The Organization of Petroleum Exporting Countries and its allies, due to add almost 2 million barrels a day starting January, have warned of a precarious outlook, and increasingly traders have signaled the market can’t absorb the extra barrels.

“If necessary, we can take a decision on further cuts,” Putin said. “But so far we simply see no such need.”

United Front

After two phone calls in a week between Saudi Arabia’s Crown Prince Mohammed Bin Salman and Putin, the countries’ oil ministers displayed a united front at the last OPEC+ meeting. Their top oil officials, Prince Abdulaziz bin Salman and Alexander Novak, offered similarly bearish views and the prince called on the cartel to be “proactive” and ready to “head off negative trends and developments -- to nip them in the bud.”

OPEC+ ministers will debate whether to stick to their tapering plan -- which was decided during the depths of the oil crisis in April -- at a meeting scheduled for Nov. 30-Dec. 1. In July, the group delayed by one month a similar production increase amid doubts about the strength of oil demand.

OPEC+ is a complex yet effective mechanism for stabilizing the global oil market, Putin said. “In this fragmented world, such an approach is really way more fruitful,” he said. Cooperation within the alliance “not only allows to solve specific problems but also is able to breathe new life into multilateral diplomacy.”

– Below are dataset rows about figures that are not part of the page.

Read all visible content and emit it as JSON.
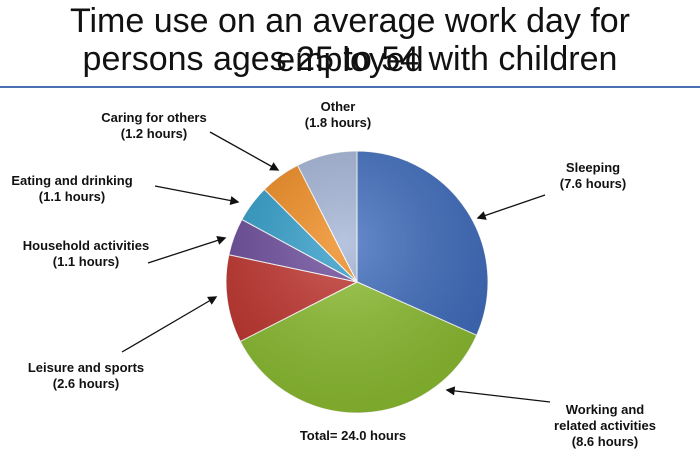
{
  "chart_data": {
    "type": "pie",
    "title_lines": [
      "Time use on an average work day for employed",
      "persons ages 25 to 54 with children"
    ],
    "total_label": "Total= 24.0 hours",
    "slices": [
      {
        "label": "Sleeping",
        "value": 7.6,
        "value_label": "(7.6 hours)",
        "color": "#3d6bbd"
      },
      {
        "label": "Working and related activities",
        "label_lines": [
          "Working and",
          "related activities"
        ],
        "value": 8.6,
        "value_label": "(8.6 hours)",
        "color": "#8bbd2f"
      },
      {
        "label": "Leisure and sports",
        "value": 2.6,
        "value_label": "(2.6 hours)",
        "color": "#c0322c"
      },
      {
        "label": "Household activities",
        "value": 1.1,
        "value_label": "(1.1 hours)",
        "color": "#6a4a9b"
      },
      {
        "label": "Eating and drinking",
        "value": 1.1,
        "value_label": "(1.1 hours)",
        "color": "#2e9cc9"
      },
      {
        "label": "Caring for others",
        "value": 1.2,
        "value_label": "(1.2 hours)",
        "color": "#f08a1d"
      },
      {
        "label": "Other",
        "value": 1.8,
        "value_label": "(1.8 hours)",
        "color": "#a3b3d6"
      }
    ]
  }
}
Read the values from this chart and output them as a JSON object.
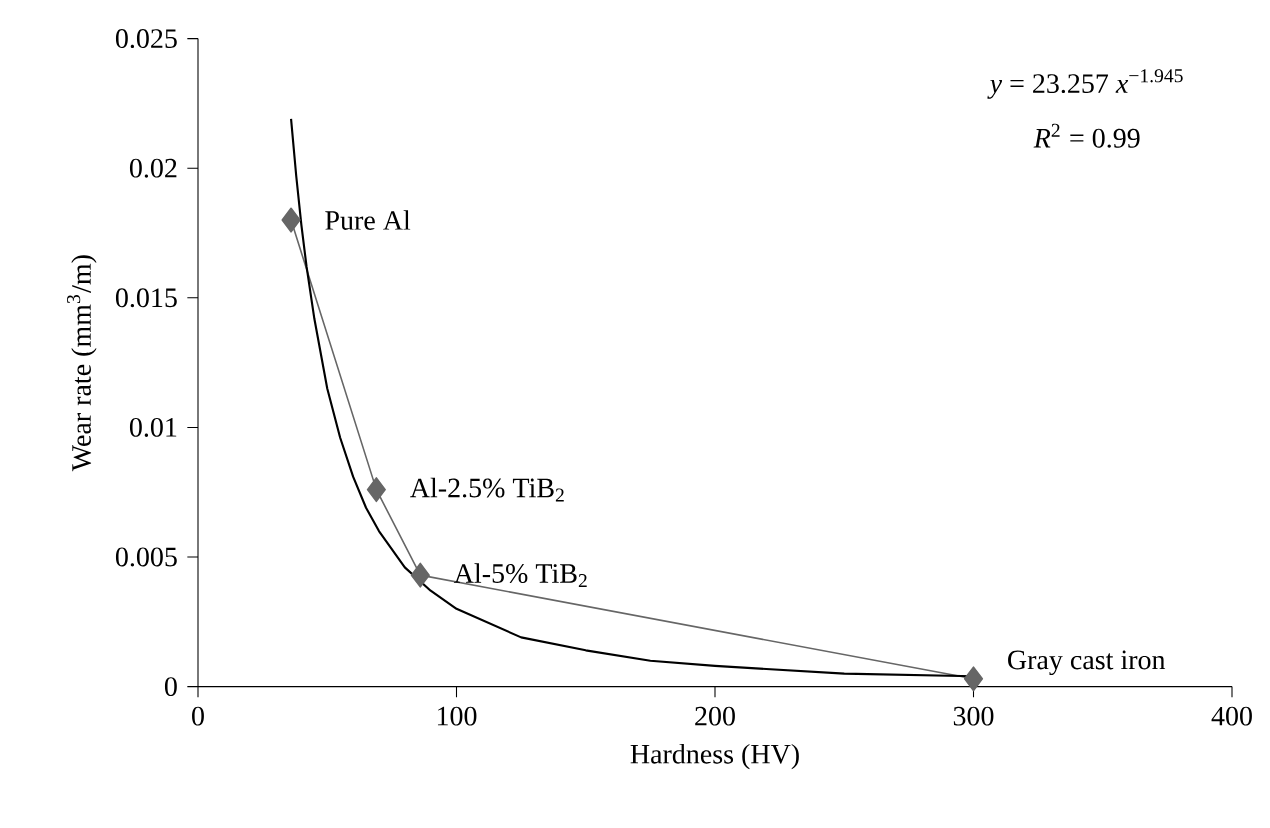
{
  "chart_data": {
    "type": "line",
    "xlabel": "Hardness (HV)",
    "ylabel": "Wear rate (mm$^{3}$/m)",
    "xlim": [
      0,
      400
    ],
    "xticks": [
      0,
      100,
      200,
      300,
      400
    ],
    "ylim": [
      0,
      0.025
    ],
    "yticks": [
      0,
      0.005,
      0.01,
      0.015,
      0.02,
      0.025
    ],
    "grid": false,
    "series": [
      {
        "color": "#666666",
        "marker": "diamond",
        "x": [
          36,
          69,
          86,
          300
        ],
        "values": [
          0.018,
          0.0076,
          0.0043,
          0.0003
        ]
      },
      {
        "color": "#000000",
        "marker": "none",
        "x": [
          36,
          38,
          40,
          42,
          45,
          50,
          55,
          60,
          65,
          70,
          80,
          90,
          100,
          125,
          150,
          175,
          200,
          250,
          300
        ],
        "values": [
          0.0219,
          0.0197,
          0.0178,
          0.0162,
          0.0142,
          0.0115,
          0.0096,
          0.0081,
          0.0069,
          0.006,
          0.0046,
          0.0037,
          0.003,
          0.0019,
          0.0014,
          0.001,
          0.0008,
          0.0005,
          0.0004
        ]
      }
    ],
    "annotations": [
      {
        "text": "Pure Al",
        "x": 36,
        "y": 0.018
      },
      {
        "text": "Al-2.5% TiB$_{2}$",
        "x": 69,
        "y": 0.0076
      },
      {
        "text": "Al-5% TiB$_{2}$",
        "x": 86,
        "y": 0.0043
      },
      {
        "text": "Gray cast iron",
        "x": 300,
        "y": 0.0003
      },
      "*y* = 23.257 *x*$^{−1.945}$",
      "*R*$^{2}$ = 0.99"
    ]
  }
}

Putin spoke hours after Rosneft PJSC Chief Executive Officer Igor Sechin -- a longtime OPEC+ skeptic -- acknowledged that interactions between energy-producing nations are necessary, and called for action to stabilize the market.

Close Ally

While he didn’t mention OPEC+ by name, Sechin said that the world economy -- and oil consumption -- may start to recover next year, but that “humankind needs to take coordinated actions to achieve such a result.”

Sechin, a close ally of Putin, said in March -- during a price war with Saudi Arabia -- that Russia’s cooperation with OPEC could be over.

Despite Sechin’s opposition to OPEC+, Rosneft has been cutting its crude production in line with the group’s agreement. Russia’s overall compliance with the OPEC+ deal has been at 96% to 97% in the past two months.